MONSIEUR CONSTANT
Inconstant et inconsistant
Constant, ancien photographe de guerre, vit replié sur l’île aux Moines, en Bretagne, depuis la mort prématurée de sa femme, une danseuse étoile originaire de Sibérie. Il a coupé les ponts avec tout le monde, même son fils, Sergio. Ce dernier reprend contact et lui demande de garder sa fille, Adéla (qu’il n’a jamais rencontrée), pour lui permettre de mener à bout un projet d’adaptation de « Tristan et Iseult » à Novossibirsk…
Le Breton Alan Simon est avant tout reconnu comme musicien spécialisé dans les musiques celtiques. De temps à autre, il réalise des clips et a même signé un premier long métrage en 2004, "O Gengis", jamais distribué en salles et resté confidentiel. Dommage, car au vu de la bande-annonce, ce premier essai semble bien plus abouti que son deuxième, en tout cas au moins d’un point de vue esthétique. En effet, l’un des principaux défauts de "Monsieur Constant" saute aux yeux dès les premières minutes : l'épouvantable photographie, avec une mise en lumière aléatoire et des plans qui semblent tout droits sortis d’un atelier d’initiation au tournage dans une MJC*.
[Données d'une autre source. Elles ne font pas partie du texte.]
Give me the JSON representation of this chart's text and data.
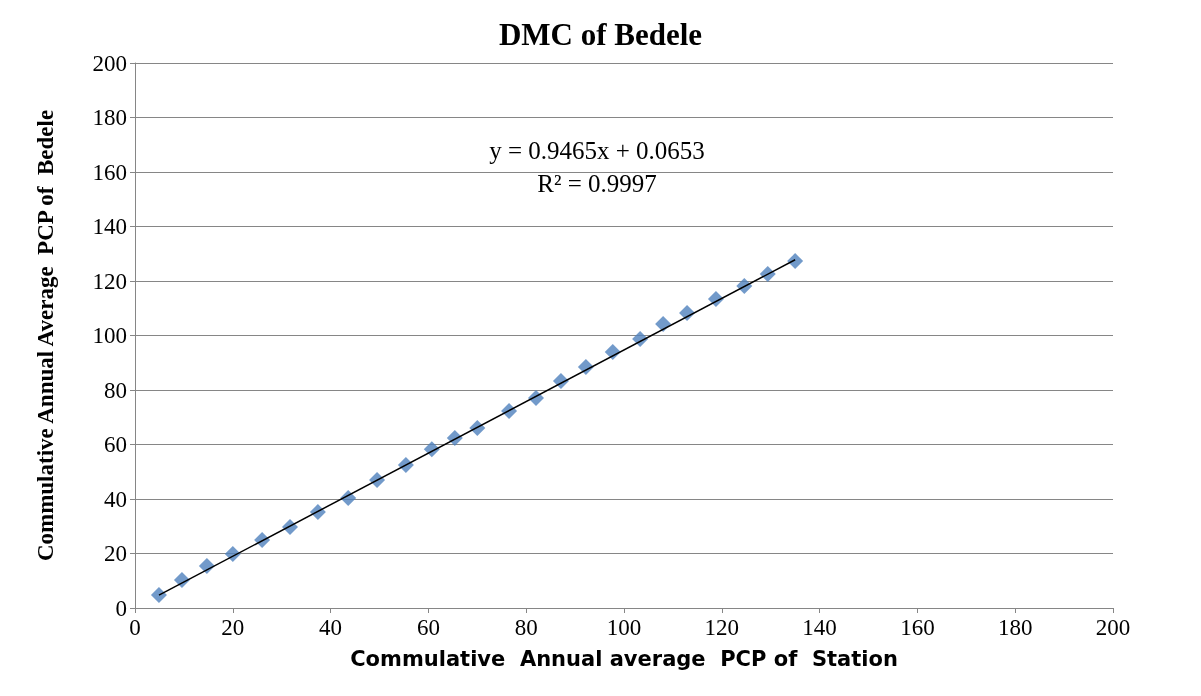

À cette laideur visuelle, s’ajoutent une interprétation approximative (Jean-Claude Drouot s’en sort mieux, mais pas toujours !), une mise en scène sans style (hormis quelques tentatives de jouer avec les silhouettes et les plans floutés) et un scénario qui alterne entre le vide sidéral, les clichés et les incohérences (des personnages bâclés, des enjeux insondables, un maladroit semblant de suspense, des répliques répétitives…). On se demande aussi ce que vient faire Jean-Yves Lafesse dans un second rôle – on aurait rêvé meilleur chant du cygne que cette apparition posthume franchement inutile. Notons également qu’Alan Simon exploite très peu le potentiel de ses décors, qu’ils soient à Paris, en Bretagne ou à Novossibirsk – à l’exception d’un dolmen qui matérialise l’obsession du personnage principal et sa difficulté à faire son deuil.
Il faut donc être bien indulgent pour s’intéresser à des personnages qui auraient pourtant pu être touchants (mais tout est bien trop statique pour nous bouleverser) ou aux tentatives de revisiter le mythe de "Tristan et Iseult" (sachant que la mise en scène que l’on découvre à la fin est un véritable spectacle créé par Alan Simon). Histoire de se raccrocher aux branches fragiles, on pourra se satisfaire de quelques éléments : de rares passages chantés par Cali (citons surtout le titre du générique de fin, "Frappe le sol avec ton cœur") ; une scène où Danièle Evenou propose une reprise étonnamment attendrissante de la chanson "Il pleut sur mes lunettes" de Jacques Martin (dommage que la réalisation ne soit pas à la hauteur dans cette seule séquence où l’actrice joue un peu mieux !) ; les photos noir et blanc du protagoniste principal ; une fin un peu plus séduisante mais une inspiration trop partielle et surtout trop tardive…
* Nota : précisons ici que les captations du spectacle ne sont pas en rapport avec le travail du chef opérateur du film.